López Obrador has relied almost exclusively on state-owned companies of the kind that dominated Mexico’s economy in the 1970s, most of which were sold off by his predecessors.
Some he has recently created, like the government mining company he gave a monopoly over lithium deposits to hoping to jump on the U.S. electric car boom, touting its reserves of the key battery component. But the company has no experience in producing or refining lithium and hasn’t yet turned a shovelful of dirt.
The president also wants to revive some state companies, like a small government-owned bank for which he envisions building thousands of branch offices, and Mexicana, the defunct state-owned airline. Elsewhere, countries are walking away from such nationalized consumer companies.
Perhaps less controversial is López Obrador’s “internet for all” program. While Mexico’s private and foreign telecoms already offer coverage on about 85% of Mexico’s territory, Mexico’s poorest citizens live in communities so small or remote that it is not profitable to serve them.

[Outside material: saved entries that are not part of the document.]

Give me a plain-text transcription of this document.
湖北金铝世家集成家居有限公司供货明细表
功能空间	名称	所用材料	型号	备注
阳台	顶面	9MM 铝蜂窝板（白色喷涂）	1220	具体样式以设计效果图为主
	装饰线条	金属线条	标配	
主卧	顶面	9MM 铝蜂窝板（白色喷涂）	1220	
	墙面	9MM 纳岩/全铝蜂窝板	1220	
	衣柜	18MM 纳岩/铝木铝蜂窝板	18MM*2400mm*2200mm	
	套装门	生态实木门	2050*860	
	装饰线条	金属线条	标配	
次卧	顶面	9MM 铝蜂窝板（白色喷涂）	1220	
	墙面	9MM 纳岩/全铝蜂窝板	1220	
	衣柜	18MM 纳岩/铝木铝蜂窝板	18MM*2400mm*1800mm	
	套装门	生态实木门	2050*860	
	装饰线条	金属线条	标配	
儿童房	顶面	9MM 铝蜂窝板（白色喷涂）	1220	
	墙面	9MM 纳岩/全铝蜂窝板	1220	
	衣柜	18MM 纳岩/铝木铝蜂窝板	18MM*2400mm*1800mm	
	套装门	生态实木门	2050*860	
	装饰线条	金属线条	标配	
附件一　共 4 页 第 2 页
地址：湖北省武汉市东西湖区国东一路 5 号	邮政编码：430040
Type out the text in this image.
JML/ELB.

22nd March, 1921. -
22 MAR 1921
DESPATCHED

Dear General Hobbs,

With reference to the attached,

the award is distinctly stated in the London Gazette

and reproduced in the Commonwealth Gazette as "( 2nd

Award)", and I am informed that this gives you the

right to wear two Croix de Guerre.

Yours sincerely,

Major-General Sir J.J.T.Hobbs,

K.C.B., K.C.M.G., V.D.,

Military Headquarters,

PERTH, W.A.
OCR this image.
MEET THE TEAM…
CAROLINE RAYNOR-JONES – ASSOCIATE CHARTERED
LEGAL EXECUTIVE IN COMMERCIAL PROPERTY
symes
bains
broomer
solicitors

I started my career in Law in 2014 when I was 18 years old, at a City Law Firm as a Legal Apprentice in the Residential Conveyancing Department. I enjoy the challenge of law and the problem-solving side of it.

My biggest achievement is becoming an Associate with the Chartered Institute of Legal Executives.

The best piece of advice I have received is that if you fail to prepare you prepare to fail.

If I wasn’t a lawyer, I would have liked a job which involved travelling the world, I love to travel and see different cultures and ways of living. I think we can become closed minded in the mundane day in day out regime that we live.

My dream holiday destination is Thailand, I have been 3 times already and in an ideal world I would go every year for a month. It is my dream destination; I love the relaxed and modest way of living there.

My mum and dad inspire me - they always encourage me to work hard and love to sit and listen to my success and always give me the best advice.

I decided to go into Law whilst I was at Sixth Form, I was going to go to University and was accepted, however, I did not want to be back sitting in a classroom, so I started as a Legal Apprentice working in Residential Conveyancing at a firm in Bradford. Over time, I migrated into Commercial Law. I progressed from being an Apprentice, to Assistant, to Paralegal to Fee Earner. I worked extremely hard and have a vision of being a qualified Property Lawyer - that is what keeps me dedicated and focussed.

López Obrador entrusted the task to the state-owned electrical utility, which has no experience in the field, and a small, cash-strapped telecom firm that the government bailed out and took over.
Gerardo Flores Ramirez of the Mexican think tank Telecommunications Law Institute notes that despite spending almost $900 million from 2020 to 2023, the government system has coverage of only about 70% of the country, and won’t reach even modest, reduced goals of 92% until 2028.
“They are not going to meet the goals,” concluded Flores Ramirez.